Kindeswohl als maßgebliches Kriterium bei der Regelung des Umfangs
Das Oberlandesgericht (OLG) Frankfurt am Main hat zum Umgangsrecht entschieden (OLG Frankfurt a. M., Beschl. v. 06.07.2021 – 3 UF 144/20). In den Entscheidungsgründen heißt es
„Können sich Eltern über die Regelung des Umgangs nicht untereinander einigen, ist das Gericht gehalten, eine Umgangsregelung zu treffen, die dem Wohl der Kinder am besten entspricht. Es bestehen keine Zweifel daran, dass die vom Amtsgericht getroffene Regelung dem Wohl der Kinder am besten entspricht. Insbesondere ist nicht ersichtlich, dass die vom Kindesvater mit der Beschwerde angestrebte Regelung dem Wohl der Kinder besser entspricht, als die vom Amtsgericht getroffene Regelung.

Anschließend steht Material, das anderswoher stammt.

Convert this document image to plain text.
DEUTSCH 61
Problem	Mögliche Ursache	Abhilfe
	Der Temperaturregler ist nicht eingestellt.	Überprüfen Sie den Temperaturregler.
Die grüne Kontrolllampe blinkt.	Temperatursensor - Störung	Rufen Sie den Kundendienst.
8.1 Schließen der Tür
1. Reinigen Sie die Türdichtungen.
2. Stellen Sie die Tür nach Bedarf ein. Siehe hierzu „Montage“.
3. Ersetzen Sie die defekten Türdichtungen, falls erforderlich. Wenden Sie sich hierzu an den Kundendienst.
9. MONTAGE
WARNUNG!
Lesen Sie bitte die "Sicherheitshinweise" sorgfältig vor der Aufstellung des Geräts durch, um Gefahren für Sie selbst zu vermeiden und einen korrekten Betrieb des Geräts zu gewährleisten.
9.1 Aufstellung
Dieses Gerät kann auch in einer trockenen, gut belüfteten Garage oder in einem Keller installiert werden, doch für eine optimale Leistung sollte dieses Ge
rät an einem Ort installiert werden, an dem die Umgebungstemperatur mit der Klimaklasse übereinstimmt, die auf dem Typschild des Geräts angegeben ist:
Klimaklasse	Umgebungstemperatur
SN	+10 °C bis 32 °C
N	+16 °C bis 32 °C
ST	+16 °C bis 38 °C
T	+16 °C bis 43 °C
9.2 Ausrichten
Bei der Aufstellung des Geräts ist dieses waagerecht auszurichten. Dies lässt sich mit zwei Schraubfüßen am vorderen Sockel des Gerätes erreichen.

Im Gegenteil ist der Senat davon überzeugt, dass eine Ausweitung der seit geraumer Zeit praktizierten, von den Kindern gut angenommenen und von ihnen weiterhin gewünschten Regelung gegen den Willen von Y und Z ihrem Wohl widerspricht.
Dem Kindeswillen kommt – abhängig vom Alter und von der individuellen Reife des Kindes – im Umgangsverfahren eine hohe Bedeutung zu. Langzeitstudien deuten darauf hin, dass ein den Kindern „aufgedrängter“ Umgang von diesen als Belastung empfunden wird und das Verhältnis zum umgangsberechtigten Elternteil negativ beeinflusst.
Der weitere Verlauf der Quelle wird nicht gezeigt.